Panelist Eviatar Bach is graduating from UBC in physics and computer science. He is involved with the Social Justice Centre at UBC, is a co-founder of the UBC Progressive Jewish Alliance and a founding editor of the Talon, a progressive online student magazine.
“With the Trump administration, it appears that the U.S. has abandoned the pretense of an ongoing ‘peace process,’ with Trump expressing indifference at the choice between a one-state and a two-state solution, and the appointment of settlement backer David Friedman as ambassador to Israel,” said Eviatar.
“At the same time,” he continued, “there is perhaps more disagreement between mainstream Jewish organizations, which tend to uncritically support Israeli actions, and young Jews in North America, than ever before. New groups such as IfNotNow, predominantly composed of young Jews, emerged during Operation Protective Edge in 2014, and have taken more confrontational stances than, say, J Street, by protesting Jewish organizations that defend occupation and killings directly.
“On university campuses, the Open Hillel movement has sought to challenge Hillel International’s guidelines, which narrowly constrain the range of views that speakers at Hillels around the world are allowed to express. Several Independent Jewish Voices chapters have started at university campuses in Canada, and the Progressive Jewish Alliance was started at the University of British Columbia.”

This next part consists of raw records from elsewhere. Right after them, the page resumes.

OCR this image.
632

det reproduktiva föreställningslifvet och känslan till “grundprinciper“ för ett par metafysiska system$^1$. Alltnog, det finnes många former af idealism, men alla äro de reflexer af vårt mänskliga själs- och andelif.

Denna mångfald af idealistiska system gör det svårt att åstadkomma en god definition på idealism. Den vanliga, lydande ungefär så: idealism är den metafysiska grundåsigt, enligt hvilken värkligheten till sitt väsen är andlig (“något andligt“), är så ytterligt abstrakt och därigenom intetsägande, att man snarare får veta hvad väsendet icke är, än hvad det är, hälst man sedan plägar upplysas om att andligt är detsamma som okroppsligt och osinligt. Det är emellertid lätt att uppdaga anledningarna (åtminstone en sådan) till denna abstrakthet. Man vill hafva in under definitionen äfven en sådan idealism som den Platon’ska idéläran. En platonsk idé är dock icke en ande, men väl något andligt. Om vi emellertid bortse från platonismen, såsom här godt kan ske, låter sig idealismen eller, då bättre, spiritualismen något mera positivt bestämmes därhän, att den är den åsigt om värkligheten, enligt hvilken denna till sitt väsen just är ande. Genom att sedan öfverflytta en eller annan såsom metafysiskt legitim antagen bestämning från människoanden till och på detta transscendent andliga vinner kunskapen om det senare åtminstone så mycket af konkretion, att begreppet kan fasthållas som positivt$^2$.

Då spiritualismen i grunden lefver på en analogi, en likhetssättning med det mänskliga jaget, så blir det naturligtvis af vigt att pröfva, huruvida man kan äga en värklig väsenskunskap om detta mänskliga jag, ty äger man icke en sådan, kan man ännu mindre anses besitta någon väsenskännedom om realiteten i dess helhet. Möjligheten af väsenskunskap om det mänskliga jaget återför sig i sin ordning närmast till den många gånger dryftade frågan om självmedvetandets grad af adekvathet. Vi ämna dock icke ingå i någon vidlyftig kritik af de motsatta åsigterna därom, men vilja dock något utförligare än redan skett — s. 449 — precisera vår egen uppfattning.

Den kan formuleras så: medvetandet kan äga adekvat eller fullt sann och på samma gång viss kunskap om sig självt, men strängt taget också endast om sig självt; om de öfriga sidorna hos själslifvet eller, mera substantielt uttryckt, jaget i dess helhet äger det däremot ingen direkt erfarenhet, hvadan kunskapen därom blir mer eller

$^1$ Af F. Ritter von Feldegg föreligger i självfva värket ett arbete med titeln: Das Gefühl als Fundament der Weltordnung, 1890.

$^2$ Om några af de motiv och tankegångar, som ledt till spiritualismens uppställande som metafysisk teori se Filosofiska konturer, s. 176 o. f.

Rounding out the panelists is Rabbi Susan Shamash, who was recently ordained by ALEPH: Alliance for Jewish Renewal. She is a retired lawyer and an active member of Congregation Or Shalom.
“As a recently ordained, progressive rabbi, my focus is always on the Jewish values that propel me towards acts of social justice, including engagement in interfaith dialogue and commitment to family and community, which includes my Jewish family and my Jewish community.
“As a born and bred Canadian (like both my parents), my relationship with Canada is foundational to my identity,” she said. “I have a deep and abiding faith in our legal and judicial systems and in our system of government which, though imperfect, is based on values of inclusion, social welfare and multiculturalism.
“As a religious Jew, my relationship with the Jewish community in general and Israel in particular is complicated, varied and nuanced. I often find myself interceding on behalf of a different perspective, of more open thinking and understanding. There is much more to Israel than the occupation and conflict with the Palestinians, but, unfortunately, that is what defines its current reputation in the world community.
“We live in troubled and troubling times,” said Shamash. “U.S. President Trump has already changed the world order in unprecedented ways. More worrisome is that he has a lot of support both within and without the United States. This is not just an American phenomenon.
“How do my Jewish values help me to live, survive and even thrive in this new world order? There are many that we repeat over and over again: seek peace, pursue justice, love your neighbour, welcome the stranger, be a holy people, steward the earth, perform acts of loving-kindness, repair the world.”
The April 9 event is sponsored by Independent Jewish Voices, Vancouver. It begins at 1 p.m. and the suggested donation is $10.
Carl Rosenberg is a member of the United Jewish People’s Order and Independent Jewish Voices Canada. For many years, he edited Outlook: Canada’s Progressive Jewish Magazine.